When we embark on these unknown trails, we inevitably transform into people with arsenals of unexpected and uncanny talents. The dilemma in the depths of Gemini Man’s ice moon leads to enhancements for Mega Man; this proves to be a rehearsal for Pane’s story of how he “stumbled” from MFA candidate, to English professor, to digital humanist. Pane treats his reader to a retrospective of Mega Man 3’s transformative potential in the form of a course entitled “The Critical Discourse of Video Games”:
When I printed out the syllabus before the first day, it didn’t just feel like the culmination of everything I’ve been working on since reading Ian Bogost or Janet Murray.
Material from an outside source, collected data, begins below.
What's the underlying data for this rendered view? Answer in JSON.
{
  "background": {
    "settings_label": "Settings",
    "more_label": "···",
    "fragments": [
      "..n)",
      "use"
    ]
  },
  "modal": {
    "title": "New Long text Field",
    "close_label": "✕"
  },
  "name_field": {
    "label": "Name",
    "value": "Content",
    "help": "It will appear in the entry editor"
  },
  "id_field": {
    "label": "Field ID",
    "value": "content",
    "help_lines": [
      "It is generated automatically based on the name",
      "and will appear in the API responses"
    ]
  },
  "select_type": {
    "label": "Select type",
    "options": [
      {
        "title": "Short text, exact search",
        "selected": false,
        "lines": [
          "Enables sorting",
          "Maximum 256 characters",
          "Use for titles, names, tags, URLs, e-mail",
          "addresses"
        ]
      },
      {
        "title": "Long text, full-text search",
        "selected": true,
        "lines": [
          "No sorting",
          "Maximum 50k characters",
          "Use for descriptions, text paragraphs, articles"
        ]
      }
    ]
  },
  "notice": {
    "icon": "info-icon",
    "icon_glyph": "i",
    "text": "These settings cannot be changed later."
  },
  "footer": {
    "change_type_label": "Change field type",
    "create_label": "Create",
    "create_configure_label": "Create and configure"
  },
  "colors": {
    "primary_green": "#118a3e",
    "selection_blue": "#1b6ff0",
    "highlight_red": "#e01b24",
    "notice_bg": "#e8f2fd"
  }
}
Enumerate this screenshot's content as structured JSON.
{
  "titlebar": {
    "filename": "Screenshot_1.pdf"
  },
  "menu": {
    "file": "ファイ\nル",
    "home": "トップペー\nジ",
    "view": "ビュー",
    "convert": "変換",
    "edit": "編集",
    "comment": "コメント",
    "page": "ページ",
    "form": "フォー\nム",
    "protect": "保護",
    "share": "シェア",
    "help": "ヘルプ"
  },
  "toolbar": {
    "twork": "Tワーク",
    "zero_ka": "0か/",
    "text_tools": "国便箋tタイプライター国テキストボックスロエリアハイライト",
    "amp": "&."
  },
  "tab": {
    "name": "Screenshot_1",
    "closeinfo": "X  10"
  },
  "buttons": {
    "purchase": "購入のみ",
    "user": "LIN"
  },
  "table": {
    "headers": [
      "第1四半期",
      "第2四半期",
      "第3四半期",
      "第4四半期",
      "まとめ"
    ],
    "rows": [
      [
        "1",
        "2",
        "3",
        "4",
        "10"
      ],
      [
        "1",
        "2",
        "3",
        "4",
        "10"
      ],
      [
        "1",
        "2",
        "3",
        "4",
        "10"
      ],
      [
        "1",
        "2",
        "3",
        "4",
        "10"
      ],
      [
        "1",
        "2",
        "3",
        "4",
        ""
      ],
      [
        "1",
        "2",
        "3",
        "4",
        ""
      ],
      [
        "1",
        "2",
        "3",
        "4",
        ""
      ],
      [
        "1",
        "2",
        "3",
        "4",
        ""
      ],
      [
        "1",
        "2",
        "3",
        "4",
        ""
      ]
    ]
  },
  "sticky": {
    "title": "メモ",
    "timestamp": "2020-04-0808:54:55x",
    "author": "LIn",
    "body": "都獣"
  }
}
It felt like the natural result of my entire life [. . .] dating back to 1991, when I first paired my copy of Nintendo Power with a rented Mega Man 3 cart. Viewed this way, the story behind Mega Man 3 isn’t solely about the game or the dev team or retro game collecting. It’s my origin story too, of how I came to be.
This is the marvel of Pane’s slender book on the Blue Bomber. He derives origin stories from a game with a skeletal plot that would make creative writing undergrads balk. His glosses of Mega Man 3’s gameplay are honed metaphors for the woes of a Nintendo generation entering an adulthood marred by crippling school debt and bleak job prospects. Here, Pane has penned incisive criticism that enhances its 8-bit source material. Moreover, his book urges us to pick up the NES controller, press power, and discover our own route through an uncertain future—alongside Mega Man, of course.
Patrick Thomas Henry is the fiction and poetry editor for Modern Language Studies. His short fiction, poetry, and reviews have appeared in Green Briar Review, Revolution House, Sugar House Review, Necessary Fiction, and other publications. He lives in Alexandria, VA, with his wife and their cat.